You can configure the other attributes in the Sitemap configuration page:
-
Click lastmod to specify the date when the page was last modified. This helps search engines understand how frequently the content changes.
-
Click changefreq to indicate how frequently the content at the URL is likely to change (for example, daily, weekly, monthly).
-
Click priority to specify a number between 0 and 1 that represents the importance of a specific page relative to other URLs on your site.
Configure the sitemap generation refresh threshold
To avoid excessive sitemap regenaration during frequent publishing operations, the refresh threshold sets the minimum interval between rebuilds. This helps manage server load and prevents the sitemap from being regenerated too often.
To change the refresh threshold:
-
In the Sitemap configuration page, click the arrows to specify a time in minutes.

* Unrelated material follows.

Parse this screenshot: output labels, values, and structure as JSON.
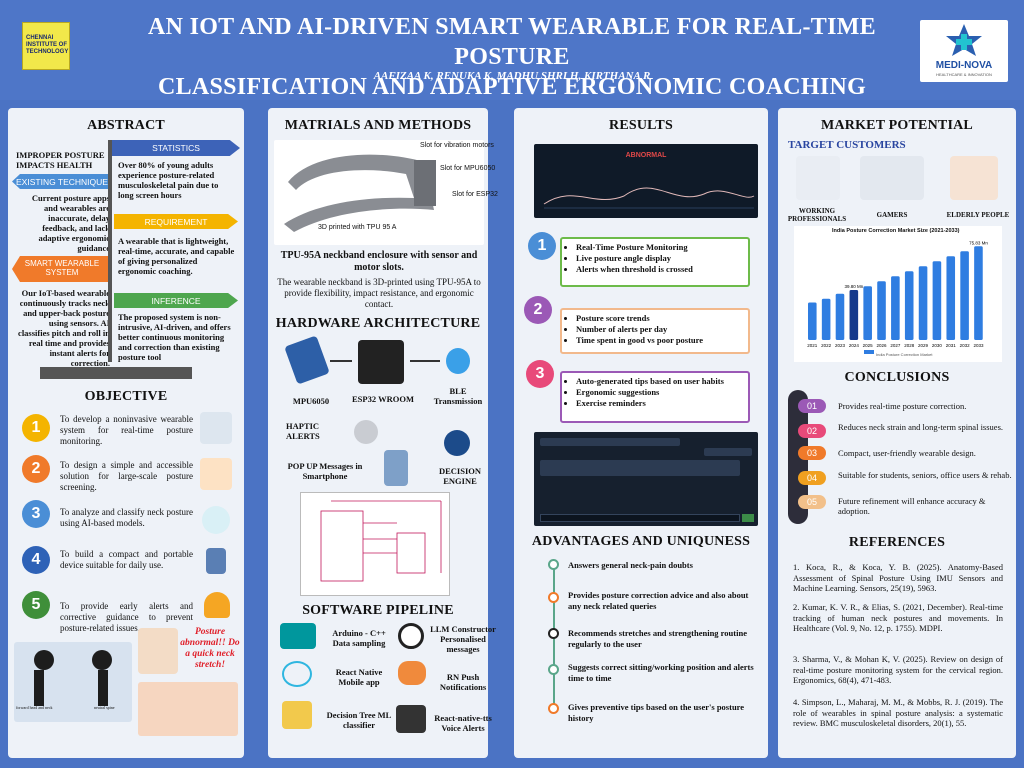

When a sitemap is generated, it won't be regenerated until the time you specified has elapsed.
Create an index for the sitemap
A sitemap index file is a special type of sitemap that lists multiple sitemaps. This is particularly useful for large websites that need to split their content into multiple sitemaps due to size or URL limits. The sitemap index file helps search engines find and crawl all the individual sitemaps efficiently.
In Sites, you can specify the maximum number of pages to be included in a sitemap. If the number of pages on the site exceeds the limit, then the URL entries are divided into multiple sitemaps, and a sitemap index is generated that links to these sitemaps. This limit is set to 50,000 pages by default.

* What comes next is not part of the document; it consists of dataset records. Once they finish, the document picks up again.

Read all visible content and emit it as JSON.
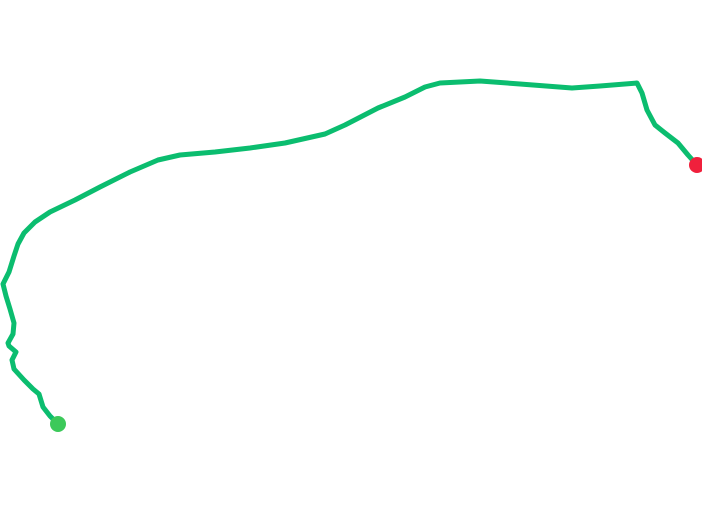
{
  "map": {
    "route_color": "#0bbd6f",
    "start_marker_color": "#3cc95a",
    "end_marker_color": "#f0203c",
    "start_marker_icon": "start-pin-icon",
    "end_marker_icon": "end-pin-icon"
  }
}
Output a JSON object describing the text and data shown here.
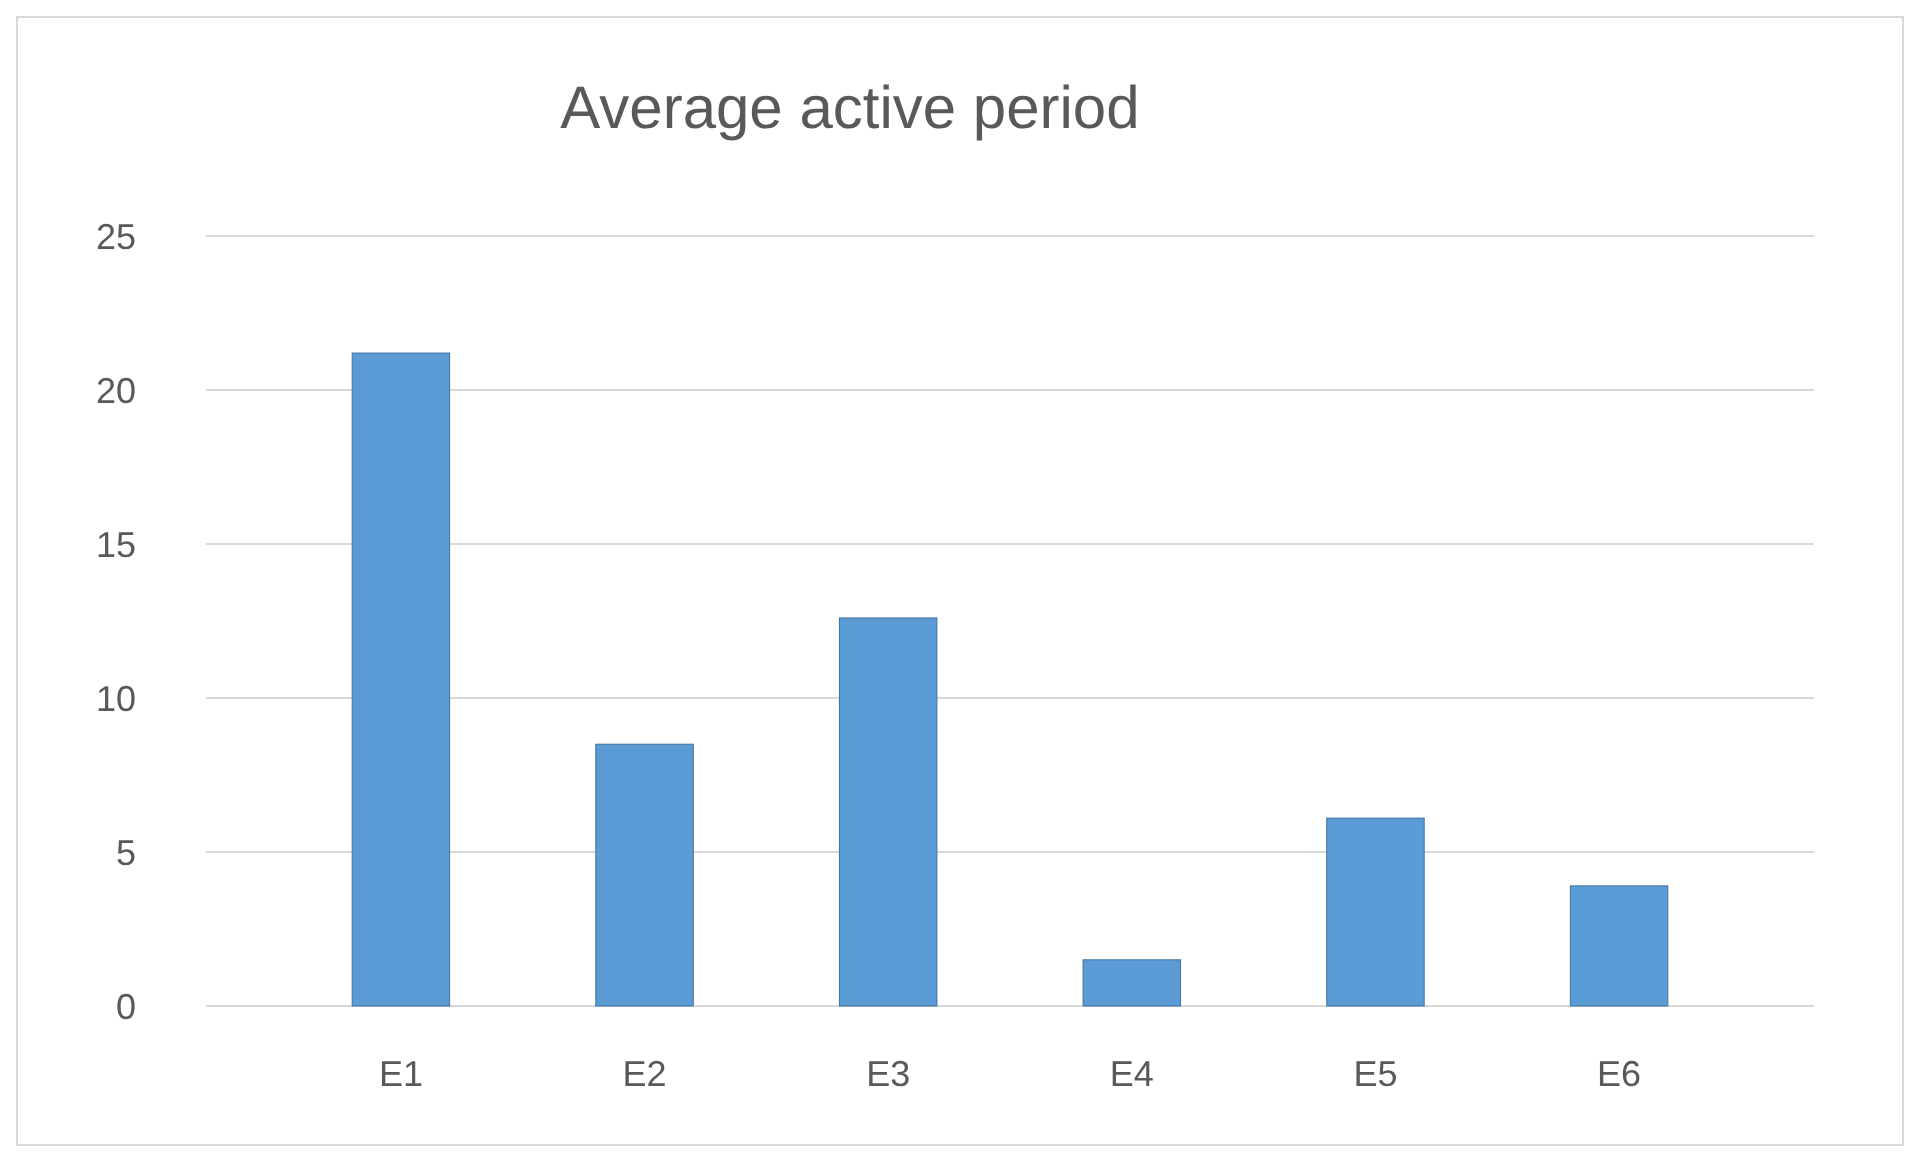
{
  "chart_data": {
    "type": "bar",
    "title": "Average active period",
    "categories": [
      "E1",
      "E2",
      "E3",
      "E4",
      "E5",
      "E6"
    ],
    "values": [
      21.2,
      8.5,
      12.6,
      1.5,
      6.1,
      3.9
    ],
    "color": "#5b9bd5",
    "ylim": [
      0,
      25
    ],
    "yticks": [
      0,
      5,
      10,
      15,
      20,
      25
    ],
    "grid": true
  }
}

To specify the maximum number of pages that you want included in a single sitemap:
-
In the Sitemap configuration page, click the arrows to specify the maximum number of pages allowed in a single sitemap.
If you leave the field undefined, all URL entries are rendered into a single sitemap.
Disable the building of sitemaps
By default, the sitemap is generated for the whole site and stored in a file. Some of your sites do not need a sitemap, for example, sites that are on staging environments, or shared sites that are not meant to ever go live, as such.
To disable building sitemaps:
-
In Channels, click the Options menu
> Settings on the tile of the site you want to manage. -
In the left-hand pane, click Sitemap configuration.
-
Turn off the Generate sitemap switch.
Exclude a page from the sitemap
By default, pages that are excluded from publication by site publication restrictions or approval workflows are not included in the sitemap.
However, you might want to exclude additional pages from the sitemap that have been approved and published, for example, the error 404 page. You can exclude a specific page using the Content Editor.